Wealth Tax in CA?
Did you know that there is a madman out there circulating a petition for a proposition to be placed on next year's ballot that would do the following? Believe it or not, it's true. You can check it out here:
Proposal: An additional 12% tax on all income exceeding $250,000, plus a one-time 45% tax on all wealth exceeding $40 million.
And there's presumably no way of escaping it should it pass, unless you move out of the state before the end of the year AND you haven't lived in the state for at least 5 years. This is madness, and I have to believe it stands no chance of passing (though it could qualify for the ballot), but it is indicative of the new political climate here in the wake of the Governator's big defeat in the last election. Holy Cow.
Wealth Tax. Tax Rates. Tax Credits. Initiative Constitutional Amendment and Statute.
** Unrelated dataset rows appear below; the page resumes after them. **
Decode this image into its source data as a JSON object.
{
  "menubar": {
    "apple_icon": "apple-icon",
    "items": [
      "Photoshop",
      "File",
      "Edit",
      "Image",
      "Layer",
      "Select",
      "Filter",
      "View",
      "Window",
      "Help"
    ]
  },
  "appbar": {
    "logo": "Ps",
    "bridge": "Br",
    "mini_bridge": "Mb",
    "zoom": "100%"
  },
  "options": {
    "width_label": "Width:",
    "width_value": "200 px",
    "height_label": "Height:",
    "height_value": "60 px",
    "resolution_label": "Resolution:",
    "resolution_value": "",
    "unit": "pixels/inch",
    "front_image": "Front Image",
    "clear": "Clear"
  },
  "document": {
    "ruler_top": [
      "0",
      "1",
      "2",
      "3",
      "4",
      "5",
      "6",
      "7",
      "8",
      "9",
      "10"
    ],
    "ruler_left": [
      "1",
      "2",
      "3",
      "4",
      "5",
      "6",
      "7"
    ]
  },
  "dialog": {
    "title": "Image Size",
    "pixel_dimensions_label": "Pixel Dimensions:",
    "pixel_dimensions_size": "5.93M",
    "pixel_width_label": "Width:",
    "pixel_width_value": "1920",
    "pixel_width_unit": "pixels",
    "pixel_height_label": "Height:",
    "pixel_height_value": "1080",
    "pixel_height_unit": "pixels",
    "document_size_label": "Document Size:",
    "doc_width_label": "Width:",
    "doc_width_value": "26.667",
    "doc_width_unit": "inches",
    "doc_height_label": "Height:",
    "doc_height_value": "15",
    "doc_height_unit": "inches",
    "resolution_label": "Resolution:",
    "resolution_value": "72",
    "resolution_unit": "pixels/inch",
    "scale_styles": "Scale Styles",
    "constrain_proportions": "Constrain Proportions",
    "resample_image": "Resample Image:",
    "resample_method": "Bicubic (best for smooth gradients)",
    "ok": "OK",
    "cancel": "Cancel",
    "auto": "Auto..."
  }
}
Summary Date: 10/14/05 Circulation Deadline: 03/13/06 Signatures Required: 598,105
Proponent: Paul McCauley (818) 788-5919
Imposes one-time 45% tax on California residents and certain former California residents owning property worth more than $40 million on January 1, 2007. Amends Constitution to exempt this tax from 1% limit on ad valorem real property taxes. Imposes additional 12% tax on income for high-income taxpayers. Reduces corporate income tax rate by approximately 54%. Eliminates alternative minimum tax and certain tax credits, including those for head of household and dependants. Creates/increases tax credits, including those for teacher pay, public college tuition; property taxes and health insurance. Summary of estimate by Legislative Analyst and Director of Finance of fiscal impact on state and local governments: One-time increase in state revenues potentially up to $200 billion from imposition of a wealth tax. A portion of this revenue would be required to be allocated to schools with the remainder used for other state spending or tax rebates. Annual increased state taxes- primarily from increased personal income taxes- in the low tens of billions of dollars annually, offset by a commensurate amount of state tax reductions from rate reductions and new tax credits.